L'ex Br condannato per via Fani: "Sconterei l'ergastolo in Svizzera"

Lojacono è cittadino elvetico, si fa chiamare Baragiola e accusa «L'Italia non voleva che nessuno mettesse il naso nel caso Moro»

L'ex Br condannato per via Fani: "Sconterei l'ergastolo in Svizzera"
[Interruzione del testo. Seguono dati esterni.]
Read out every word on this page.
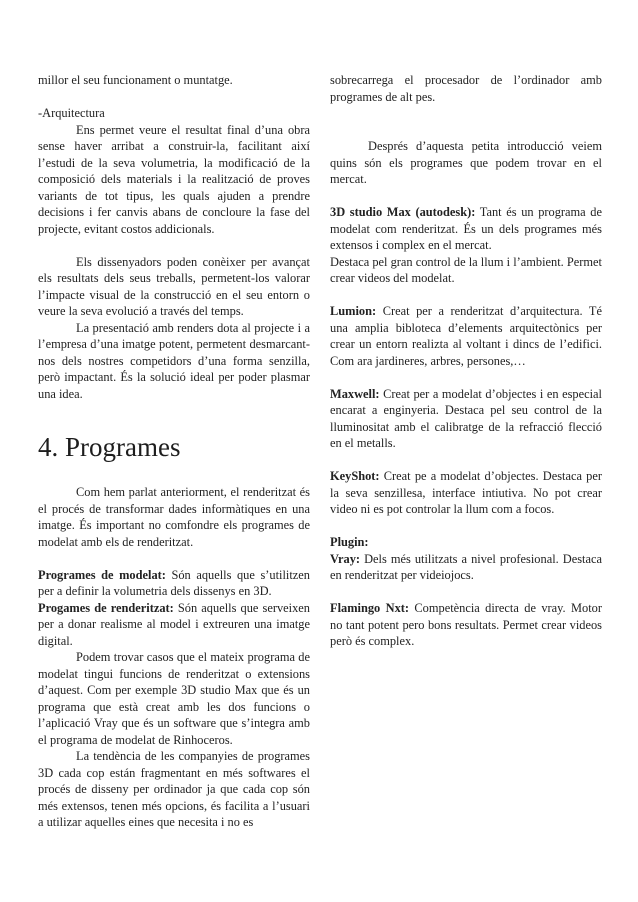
millor el seu funcionament o muntatge.

-Arquitectura

Ens permet veure el resultat final d’una obra sense haver arribat a construir-la, facilitant així l’estudi de la seva volumetria, la modificació de la composició dels materials i la realització de proves variants de tot tipus, les quals ajuden a prendre decisions i fer canvis abans de concloure la fase del projecte, evitant costos addicionals.

Els dissenyadors poden conèixer per avançat els resultats dels seus treballs, permetent-los valorar l’impacte visual de la construcció en el seu entorn o veure la seva evolució a través del temps.

La presentació amb renders dota al projecte i a l’empresa d’una imatge potent, permetent desmarcant-nos dels nostres competidors d’una forma senzilla, però impactant. És la solució ideal per poder plasmar una idea.

4. Programes

Com hem parlat anteriorment, el renderitzat és el procés de transformar dades informàtiques en una imatge. És important no comfondre els programes de modelat amb els de renderitzat.

Programes de modelat: Són aquells que s’utilitzen per a definir la volumetria dels dissenys en 3D.

Progames de renderitzat: Són aquells que serveixen per a donar realisme al model i extreuren una imatge digital.

Podem trovar casos que el mateix programa de modelat tingui funcions de renderitzat o extensions d’aquest. Com per exemple 3D studio Max que és un programa que està creat amb les dos funcions o l’aplicació Vray que és un software que s’integra amb el programa de modelat de Rinhoceros.

La tendència de les companyies de programes 3D cada cop están fragmentant en més softwares el procés de disseny per ordinador ja que cada cop són més extensos, tenen més opcions, és facilita a l’usuari a utilizar aquelles eines que necesita i no es

sobrecarrega el procesador de l’ordinador amb programes de alt pes.

Després d’aquesta petita introducció veiem quins són els programes que podem trovar en el mercat.

3D studio Max (autodesk): Tant és un programa de modelat com renderitzat. És un dels programes més extensos i complex en el mercat.

Destaca pel gran control de la llum i l’ambient. Permet crear videos del modelat.

Lumion: Creat per a renderitzat d’arquitectura. Té una amplia bibloteca d’elements arquitectònics per crear un entorn realizta al voltant i dincs de l’edifici. Com ara jardineres, arbres, persones,…

Maxwell: Creat per a modelat d’objectes i en especial encarat a enginyeria. Destaca pel seu control de la lluminositat amb el calibratge de la refracció flecció en el metalls.

KeyShot: Creat pe a modelat d’objectes. Destaca per la seva senzillesa, interface intiutiva. No pot crear video ni es pot controlar la llum com a focos.

Plugin:

Vray: Dels més utilitzats a nivel profesional. Destaca en renderitzat per videiojocs.

Flamingo Nxt: Competència directa de vray. Motor no tant potent pero bons resultats. Permet crear videos però és complex.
Dopo la cattura di Cesare Battisti l'attenzione sugli ex terroristi porta alla ribalta l'ex Br Alvaro Lojacono, diventato nel frattempo cittadino svizzero. Lojacono, condannato per l'agguato di via Fani a Roma in cui il 16 marzo 1978 venne rapito il leader Dc Aldo Moro e furono uccisi i cinque uomini della sua scorta, in un'intervista rilasciata alla testata Ticinonline/20 Minuti ha ammesso che sarebbe disposto a scontare l'ergastolo in Svizzera se l'Italia presentasse una richiesta di exequatur corretta e completa (cioè per tutte le condanne italiane cumulate), con la garanzia di non procedere più per gli stessi fatti. L'ex brigatista accetterebbe di scontare in Svizzera l'ergastolo inflittogli da un giudice elvetico sulla base delle sentenze italiane, «almeno metteremmo la parola fine a questa vicenda».
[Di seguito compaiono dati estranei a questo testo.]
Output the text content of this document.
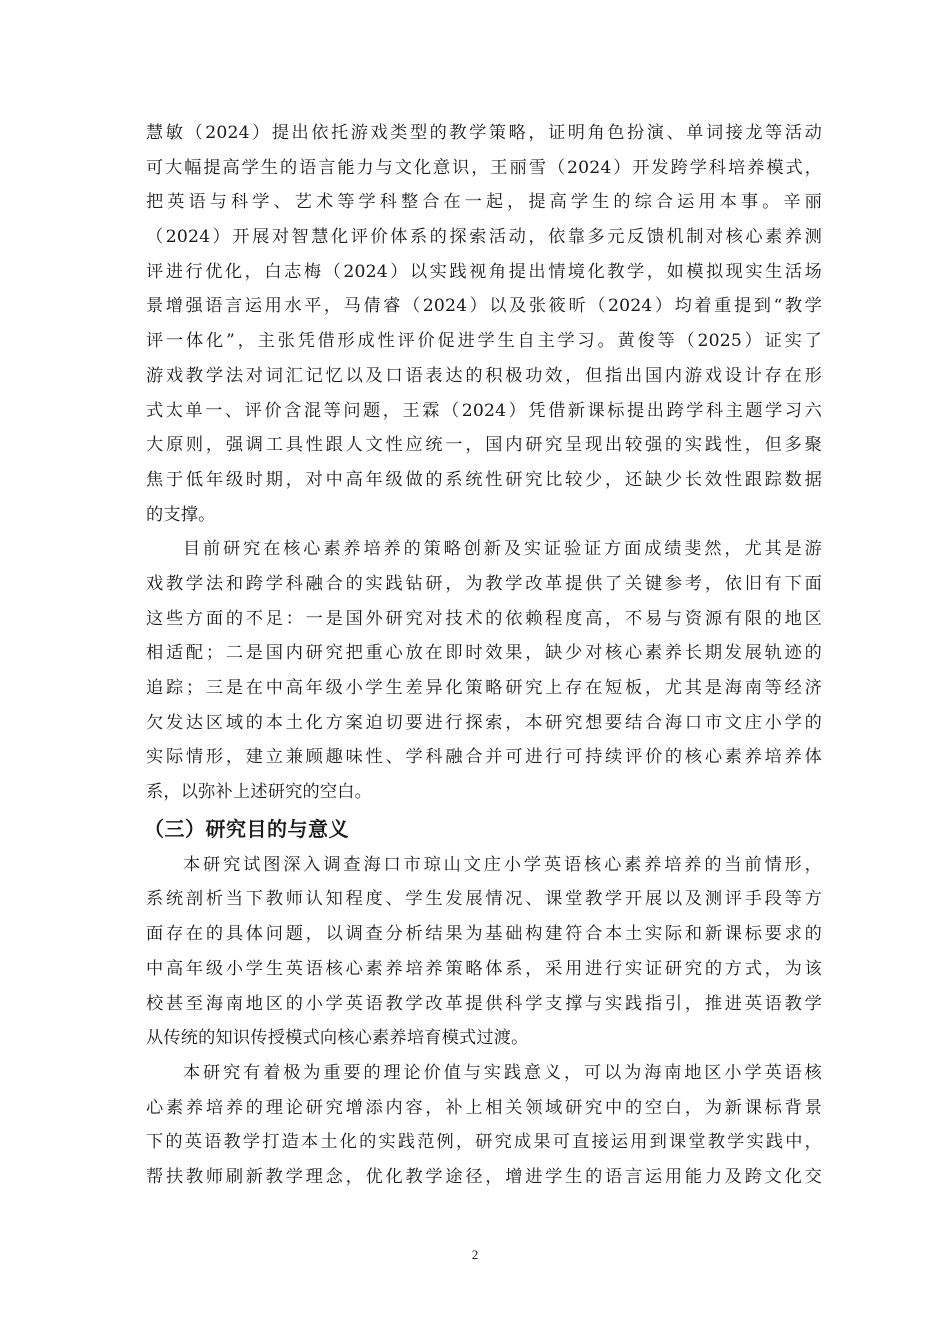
慧敏（2024）提出依托游戏类型的教学策略，证明角色扮演、单词接龙等活动
可大幅提高学生的语言能力与文化意识，王丽雪（2024）开发跨学科培养模式，
把英语与科学、艺术等学科整合在一起，提高学生的综合运用本事。辛丽
（2024）开展对智慧化评价体系的探索活动，依靠多元反馈机制对核心素养测
评进行优化，白志梅（2024）以实践视角提出情境化教学，如模拟现实生活场
景增强语言运用水平，马倩睿（2024）以及张筱昕（2024）均着重提到“教学
评一体化”，主张凭借形成性评价促进学生自主学习。黄俊等（2025）证实了
游戏教学法对词汇记忆以及口语表达的积极功效，但指出国内游戏设计存在形
式太单一、评价含混等问题，王霖（2024）凭借新课标提出跨学科主题学习六
大原则，强调工具性跟人文性应统一，国内研究呈现出较强的实践性，但多聚
焦于低年级时期，对中高年级做的系统性研究比较少，还缺少长效性跟踪数据
的支撑。
目前研究在核心素养培养的策略创新及实证验证方面成绩斐然，尤其是游
戏教学法和跨学科融合的实践钻研，为教学改革提供了关键参考，依旧有下面
这些方面的不足：一是国外研究对技术的依赖程度高，不易与资源有限的地区
相适配；二是国内研究把重心放在即时效果，缺少对核心素养长期发展轨迹的
追踪；三是在中高年级小学生差异化策略研究上存在短板，尤其是海南等经济
欠发达区域的本土化方案迫切要进行探索，本研究想要结合海口市文庄小学的
实际情形，建立兼顾趣味性、学科融合并可进行可持续评价的核心素养培养体
系，以弥补上述研究的空白。
（三）研究目的与意义
本研究试图深入调查海口市琼山文庄小学英语核心素养培养的当前情形，
系统剖析当下教师认知程度、学生发展情况、课堂教学开展以及测评手段等方
面存在的具体问题，以调查分析结果为基础构建符合本土实际和新课标要求的
中高年级小学生英语核心素养培养策略体系，采用进行实证研究的方式，为该
校甚至海南地区的小学英语教学改革提供科学支撑与实践指引，推进英语教学
从传统的知识传授模式向核心素养培育模式过渡。
本研究有着极为重要的理论价值与实践意义，可以为海南地区小学英语核
心素养培养的理论研究增添内容，补上相关领域研究中的空白，为新课标背景
下的英语教学打造本土化的实践范例，研究成果可直接运用到课堂教学实践中，
帮扶教师刷新教学理念，优化教学途径，增进学生的语言运用能力及跨文化交
2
Lojacono all'epoca dell'agguato aveva 22 anni. Ora ha 63 anni, vive in Svizzera come Alvaro Baragiola (il cognome della madre) da uomo libero e con un regolare passaporto elvetico. Ha la fedina penale pulita dopo aver scontato 17 anni per alcuni fatti inclusi nella cosiddetta sentenza Moro 1 bis, lavora e ha una famiglia. Ma, spiega, «l'Italia non riconosce né può riconoscere, la carcerazione sofferta in Svizzera per gli stessi fatti e reati perché non solo non ha chiesto alla Svizzera l'estradizione, ma neppure ha chiesto alla Confederazione di processarmi in Svizzera». «Forse - considera l'ex brigatista - l'Italia non ha voluto che uno stato straniero mettesse il naso nel processo Moro». Nel 2006 l'Italia si limitò a presentare alla Confederazione una richiesta di exequatur, cioè di esecuzione in Svizzera delle condanne italiane ma «la richiesta italiana riguardava solo la sentenza del processo Moro 4 invece del cumulo delle pene dei diversi processi, e non garantiva che, una volta eseguita la pena in Svizzera, il Paese richiedente l'avrebbe pienamente riconosciuta come scontata. Il rischio era che, una volta eseguita in Svizzera, l'Italia avrebbe poi proceduto per farla valere o eseguirla di nuovo, cosa illegale ma non sorprendente, o avrebbe chiesto l'esecuzione ulteriore delle altre condanne. Per questo la richiesta italiana fu respinta dai giudici del cantone Berna».

Lojacono precisa anche di non ritenere il dibattito sugli Anni di Piombo un tabù, ma di non essere disposto a parlare «con chi mi considera ancora oggi terrorista e nemico pubblico. Che non sono». Lojacono racconta di ricevere ancora oggi insulti e minacce ogni volta che l'agguato di via Fani è rilanciato dai media associandolo al suo nome. «Ci sono memorie collettive diverse ed in conflitto tra loro, e nessuna sarà mai condivisa da tutti». «Lojacono venisse in Italia, se vuole scontare davvero la sua pena.

E se no, se ne resti in Svizzera come fa da quarant'anni e ci lasci in pace», dice Sandro Leonardi, figlio di Oreste, il capo della scorta di Moro trucidato in via Fani con raffaele Iozzino, Domenico Ricci, Giulio Rivera e Francesco Zizzi.